Elastic Scattering by Deterministic and Random Fractals: Self-Affinity of the Diffraction Spectrum

TL;DR

This paper calculates the diffraction spectrum of waves scattered from both deterministic and random fractals, revealing self-affinity and universal scaling laws related to fractal dimensions across various physical scattering phenomena.

Contribution

It provides an exact calculation of the diffraction spectrum for a broad class of fractals, including randomized versions, and establishes their self-affine nature in the large iteration limit.

Findings

Diffraction intensities follow a recursion relation.

Spectra become self-affine with a specific exponent.

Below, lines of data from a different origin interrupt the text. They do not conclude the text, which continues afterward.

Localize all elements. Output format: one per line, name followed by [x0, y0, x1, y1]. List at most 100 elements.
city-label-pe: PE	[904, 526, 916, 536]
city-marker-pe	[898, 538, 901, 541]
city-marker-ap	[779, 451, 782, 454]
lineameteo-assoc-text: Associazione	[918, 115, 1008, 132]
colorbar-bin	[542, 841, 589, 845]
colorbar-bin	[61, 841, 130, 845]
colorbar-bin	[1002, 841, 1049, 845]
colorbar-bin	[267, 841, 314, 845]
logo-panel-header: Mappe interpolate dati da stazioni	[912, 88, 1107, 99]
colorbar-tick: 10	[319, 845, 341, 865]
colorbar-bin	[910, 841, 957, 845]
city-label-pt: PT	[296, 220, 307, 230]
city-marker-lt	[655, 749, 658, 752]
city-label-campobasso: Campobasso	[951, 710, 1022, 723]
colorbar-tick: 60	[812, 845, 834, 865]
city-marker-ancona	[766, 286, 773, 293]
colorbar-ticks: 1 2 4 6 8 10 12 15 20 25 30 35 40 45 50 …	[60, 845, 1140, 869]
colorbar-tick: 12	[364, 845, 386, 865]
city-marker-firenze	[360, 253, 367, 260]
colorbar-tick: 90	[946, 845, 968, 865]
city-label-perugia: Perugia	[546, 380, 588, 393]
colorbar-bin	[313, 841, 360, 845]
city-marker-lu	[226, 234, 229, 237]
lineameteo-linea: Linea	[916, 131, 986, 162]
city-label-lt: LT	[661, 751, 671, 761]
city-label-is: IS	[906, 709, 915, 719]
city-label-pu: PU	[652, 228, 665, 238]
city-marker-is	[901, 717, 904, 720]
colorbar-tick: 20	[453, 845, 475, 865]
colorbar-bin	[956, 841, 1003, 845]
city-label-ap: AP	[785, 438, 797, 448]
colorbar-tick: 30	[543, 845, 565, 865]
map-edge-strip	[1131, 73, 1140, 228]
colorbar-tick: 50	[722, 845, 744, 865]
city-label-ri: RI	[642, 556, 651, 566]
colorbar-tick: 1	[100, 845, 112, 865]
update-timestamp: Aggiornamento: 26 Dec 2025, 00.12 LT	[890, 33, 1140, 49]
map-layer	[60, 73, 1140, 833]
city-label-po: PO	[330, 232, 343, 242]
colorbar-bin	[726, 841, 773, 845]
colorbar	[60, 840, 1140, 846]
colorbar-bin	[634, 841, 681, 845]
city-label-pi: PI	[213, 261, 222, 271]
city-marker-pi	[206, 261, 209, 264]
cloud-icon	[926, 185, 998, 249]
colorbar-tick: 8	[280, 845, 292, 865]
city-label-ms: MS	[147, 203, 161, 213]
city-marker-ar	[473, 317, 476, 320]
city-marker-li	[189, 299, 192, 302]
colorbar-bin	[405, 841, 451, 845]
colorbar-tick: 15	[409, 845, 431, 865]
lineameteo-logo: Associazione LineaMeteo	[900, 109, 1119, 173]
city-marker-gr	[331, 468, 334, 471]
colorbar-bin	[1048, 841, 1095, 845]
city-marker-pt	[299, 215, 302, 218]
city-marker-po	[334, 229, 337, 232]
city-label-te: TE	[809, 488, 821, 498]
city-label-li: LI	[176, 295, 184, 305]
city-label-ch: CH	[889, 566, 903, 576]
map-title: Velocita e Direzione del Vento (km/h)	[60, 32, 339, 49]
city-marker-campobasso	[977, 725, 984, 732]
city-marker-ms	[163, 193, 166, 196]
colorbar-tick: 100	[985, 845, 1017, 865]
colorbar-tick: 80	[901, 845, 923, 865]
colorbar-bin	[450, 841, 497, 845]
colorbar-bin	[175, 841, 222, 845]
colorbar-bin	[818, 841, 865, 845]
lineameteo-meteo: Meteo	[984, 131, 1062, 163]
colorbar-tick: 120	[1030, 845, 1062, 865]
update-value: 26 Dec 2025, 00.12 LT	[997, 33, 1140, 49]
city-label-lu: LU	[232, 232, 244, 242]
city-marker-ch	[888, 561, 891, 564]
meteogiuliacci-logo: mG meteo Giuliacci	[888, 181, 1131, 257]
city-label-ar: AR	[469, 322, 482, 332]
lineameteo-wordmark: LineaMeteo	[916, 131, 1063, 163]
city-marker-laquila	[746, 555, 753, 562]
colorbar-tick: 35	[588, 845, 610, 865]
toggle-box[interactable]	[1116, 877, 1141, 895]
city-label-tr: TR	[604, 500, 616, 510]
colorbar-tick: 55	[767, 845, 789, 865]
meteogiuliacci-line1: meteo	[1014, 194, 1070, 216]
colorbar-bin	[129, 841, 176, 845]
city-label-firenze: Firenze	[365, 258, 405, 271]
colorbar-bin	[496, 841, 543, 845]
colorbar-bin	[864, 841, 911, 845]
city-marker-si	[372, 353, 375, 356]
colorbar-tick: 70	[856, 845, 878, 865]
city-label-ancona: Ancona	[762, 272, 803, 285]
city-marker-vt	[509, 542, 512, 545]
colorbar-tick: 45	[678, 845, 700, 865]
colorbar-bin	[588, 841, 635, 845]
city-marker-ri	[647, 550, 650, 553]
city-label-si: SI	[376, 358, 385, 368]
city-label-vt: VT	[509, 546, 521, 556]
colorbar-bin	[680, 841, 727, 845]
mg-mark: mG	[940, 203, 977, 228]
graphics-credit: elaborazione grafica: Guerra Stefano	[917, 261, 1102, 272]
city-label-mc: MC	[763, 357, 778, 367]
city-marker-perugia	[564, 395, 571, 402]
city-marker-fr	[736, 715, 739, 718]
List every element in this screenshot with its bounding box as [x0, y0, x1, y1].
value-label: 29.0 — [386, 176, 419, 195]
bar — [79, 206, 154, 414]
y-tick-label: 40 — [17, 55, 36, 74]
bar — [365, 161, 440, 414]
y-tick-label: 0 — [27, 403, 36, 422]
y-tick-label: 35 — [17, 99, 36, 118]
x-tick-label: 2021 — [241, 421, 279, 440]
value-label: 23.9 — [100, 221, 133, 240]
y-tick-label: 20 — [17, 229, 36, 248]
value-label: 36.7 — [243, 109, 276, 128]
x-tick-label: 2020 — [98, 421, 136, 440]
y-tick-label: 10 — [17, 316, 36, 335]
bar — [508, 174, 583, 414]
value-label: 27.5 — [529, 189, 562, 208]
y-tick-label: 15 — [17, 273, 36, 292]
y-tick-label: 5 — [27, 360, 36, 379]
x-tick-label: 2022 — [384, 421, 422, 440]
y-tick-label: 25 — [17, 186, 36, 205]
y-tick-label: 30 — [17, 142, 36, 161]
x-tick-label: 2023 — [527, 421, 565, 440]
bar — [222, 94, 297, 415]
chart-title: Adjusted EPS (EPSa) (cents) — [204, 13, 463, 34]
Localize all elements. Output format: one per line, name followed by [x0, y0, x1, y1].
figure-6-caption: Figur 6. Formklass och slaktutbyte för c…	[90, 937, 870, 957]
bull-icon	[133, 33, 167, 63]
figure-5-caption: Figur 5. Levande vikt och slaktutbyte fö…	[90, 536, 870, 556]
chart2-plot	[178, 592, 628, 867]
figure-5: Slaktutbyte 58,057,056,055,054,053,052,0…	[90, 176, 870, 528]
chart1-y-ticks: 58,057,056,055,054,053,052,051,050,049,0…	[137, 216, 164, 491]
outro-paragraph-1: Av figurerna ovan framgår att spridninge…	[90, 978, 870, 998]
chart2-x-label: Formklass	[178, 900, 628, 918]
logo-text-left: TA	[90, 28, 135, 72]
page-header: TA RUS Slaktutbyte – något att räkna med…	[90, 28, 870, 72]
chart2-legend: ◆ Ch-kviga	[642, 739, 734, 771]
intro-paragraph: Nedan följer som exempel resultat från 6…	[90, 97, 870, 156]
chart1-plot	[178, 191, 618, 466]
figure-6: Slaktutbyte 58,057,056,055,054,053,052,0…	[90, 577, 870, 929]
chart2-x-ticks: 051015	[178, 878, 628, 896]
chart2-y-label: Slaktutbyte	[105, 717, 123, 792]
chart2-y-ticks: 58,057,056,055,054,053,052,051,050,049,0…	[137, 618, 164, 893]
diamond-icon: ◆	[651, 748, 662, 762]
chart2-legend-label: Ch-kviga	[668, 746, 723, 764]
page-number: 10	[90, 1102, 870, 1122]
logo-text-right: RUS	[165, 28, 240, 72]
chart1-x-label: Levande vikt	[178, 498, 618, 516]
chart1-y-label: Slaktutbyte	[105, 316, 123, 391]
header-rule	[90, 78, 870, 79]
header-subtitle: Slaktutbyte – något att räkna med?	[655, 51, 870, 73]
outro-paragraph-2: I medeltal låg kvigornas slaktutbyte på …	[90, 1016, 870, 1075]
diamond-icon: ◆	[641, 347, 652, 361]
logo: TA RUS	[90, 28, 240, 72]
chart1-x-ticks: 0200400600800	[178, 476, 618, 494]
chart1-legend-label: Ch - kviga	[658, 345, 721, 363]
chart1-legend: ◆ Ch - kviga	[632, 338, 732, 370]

Universal scaling applies across multiple scattering methods.

Abstract

The diffraction spectrum of coherent waves scattered from fractal supports is calculated exactly. The fractals considered are of the class generated iteratively by successive dilations and translations, and include generalizations of the Cantor set and Sierpinski carpet as special cases. Also randomized versions of these fractals are treated. The general result is that the diffraction intensities obey a strict recursion relation, and become self-affine in the limit of large iteration number, with a self-affinity exponent related directly to the fractal dimension of the scattering object. Applications include neutron scattering, x-rays, optical diffraction, magnetic resonance imaging, electron diffraction, and He scattering, which all display the same universal scaling.